The main reception area, called the Casa do Parque (the Park House) functions as the entrance to the Faial Nature Park, and provides information on the Park's resources, interpretative centres, trails, lookouts and associated activities.

The Capelinhos Volcano Interpretative Centre (Centro de Interpretação do Vulcão dos Capelinhos, also known as CIVC) permits visitors the opportunity to learn about the geological phenomenons and volcanism that gave origin to the Azores, and specifically the Faial. Inaugurated in 2008, the Centre integrates the geological history along Costa da Nau with the historical lighthouse destroyed during the 1957-58 Capelinhos Volcano.
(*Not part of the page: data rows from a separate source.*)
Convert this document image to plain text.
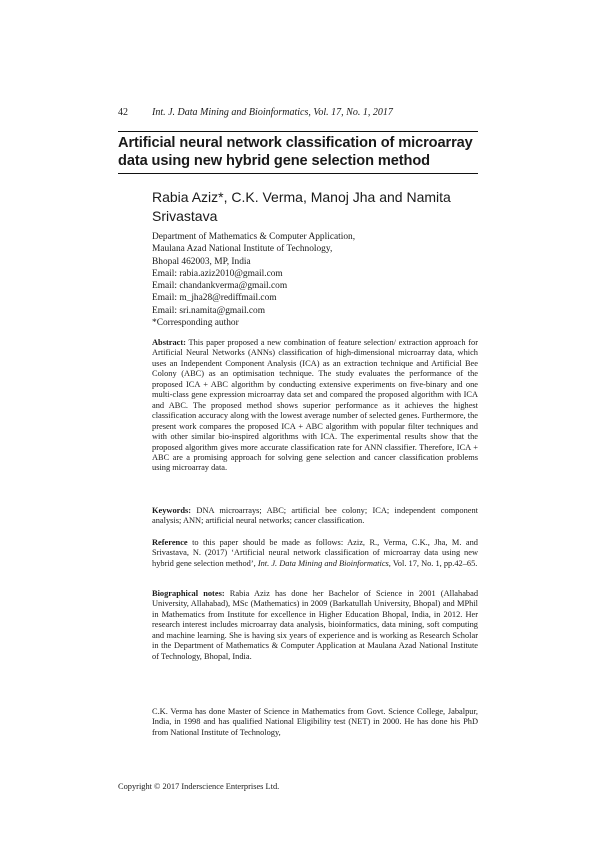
42 Int. J. Data Mining and Bioinformatics, Vol. 17, No. 1, 2017
Artificial neural network classification of microarray data using new hybrid gene selection method
Rabia Aziz*, C.K. Verma, Manoj Jha and Namita Srivastava
Department of Mathematics & Computer Application,
Maulana Azad National Institute of Technology,
Bhopal 462003, MP, India
Email: rabia.aziz2010@gmail.com
Email: chandankverma@gmail.com
Email: m_jha28@rediffmail.com
Email: sri.namita@gmail.com
*Corresponding author
Abstract: This paper proposed a new combination of feature selection/ extraction approach for Artificial Neural Networks (ANNs) classification of high-dimensional microarray data, which uses an Independent Component Analysis (ICA) as an extraction technique and Artificial Bee Colony (ABC) as an optimisation technique. The study evaluates the performance of the proposed ICA + ABC algorithm by conducting extensive experiments on five-binary and one multi-class gene expression microarray data set and compared the proposed algorithm with ICA and ABC. The proposed method shows superior performance as it achieves the highest classification accuracy along with the lowest average number of selected genes. Furthermore, the present work compares the proposed ICA + ABC algorithm with popular filter techniques and with other similar bio-inspired algorithms with ICA. The experimental results show that the proposed algorithm gives more accurate classification rate for ANN classifier. Therefore, ICA + ABC are a promising approach for solving gene selection and cancer classification problems using microarray data.
Keywords: DNA microarrays; ABC; artificial bee colony; ICA; independent component analysis; ANN; artificial neural networks; cancer classification.
Reference to this paper should be made as follows: Aziz, R., Verma, C.K., Jha, M. and Srivastava, N. (2017) ‘Artificial neural network classification of microarray data using new hybrid gene selection method’, Int. J. Data Mining and Bioinformatics, Vol. 17, No. 1, pp.42–65.
Biographical notes: Rabia Aziz has done her Bachelor of Science in 2001 (Allahabad University, Allahabad), MSc (Mathematics) in 2009 (Barkatullah University, Bhopal) and MPhil in Mathematics from Institute for excellence in Higher Education Bhopal, India, in 2012. Her research interest includes microarray data analysis, bioinformatics, data mining, soft computing and machine learning. She is having six years of experience and is working as Research Scholar in the Department of Mathematics & Computer Application at Maulana Azad National Institute of Technology, Bhopal, India.
C.K. Verma has done Master of Science in Mathematics from Govt. Science College, Jabalpur, India, in 1998 and has qualified National Eligibility test (NET) in 2000. He has done his PhD from National Institute of Technology,
Copyright © 2017 Inderscience Enterprises Ltd.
This event resulted in a barren lunar landscape, which is only broken by the CIVC; the ash landscape extended to the edge of the community of Capelo, and has only recently begun to recuperate from the event.

To present the diversity of endemic and local plants, the Faial Nature Park also integrated the existing Faial Botanical Garden (Jardim Botânico do Faial), into its authority. The Garden, which was remodelled and expanded in 2011 provides both open-air displays and visitor's centre in order to identify and educate the public as to the native plant species common to Faial. This includes a small trail that winds through the park to highlight various shrubs, trees, flowering plants and medicinal species used by original settlers, as well as exotic species, such as the local orchids.

Pertaining to the Secretaria Regional do Ambiente e do Mar (Regional Secretariat of the Environment and Ocean), the historical Fábrica da Baleia (Whaling Factory) in the Entre-Montes area between Monte da Guia and Monte Escuro in Horta. The centre, actually the factory used for the butchering and processing of whale oil, displays many of the mechanisms and equipment used to dissect, cannibalize and harvest the prized oil, including boats, spears and tanks. In addition, the site offers information on Atlantic whales captured in the waters of the Azores, a virtual simulator to depths of 3000 metres, and is the location of the Observatório do Mar dos Açores (Azores Ocean Observatory).

Another interpretive centre, the Casa do Cantoneiro was recuperated in 2011, but was used as a warehouse for materials used in the construction and maintenance of the roadways, as well as serving as a shelter for workers during storms. Today, its function is as an interpretive centre for Faial's Caldera (Caldeira), identifying the flora, fauna and geology of the dormant stratovolcano that makes-up the island of Faial. Also near the crater, the Casa de Apoio da Caldeira (Support House of the Caldera), also restored, has become a trail centre, to assist hikers interested in realizing trips within the Nature Reserve (which includes the Caldera, its perimeter and the trail 10 Vulcões).

==Partnerships==
The Parque Natural do Faial has also developed promotional partnerships with tourism and local businesses to promote the park and natural diversity of the region. For example, at the re-opening of the Faial Botanical Garden (22 May 2011) the Casa D'Avila tea manufacturer, was highlighted during the events, which used locally grown aromatics. As their president (António Ávila) noted, "the Nature Park provided us with a few plants [Erva cidreira, Erva Princípe, Hortelã e Neveda] that we began to produce commercially...and we will advance with other species in the future."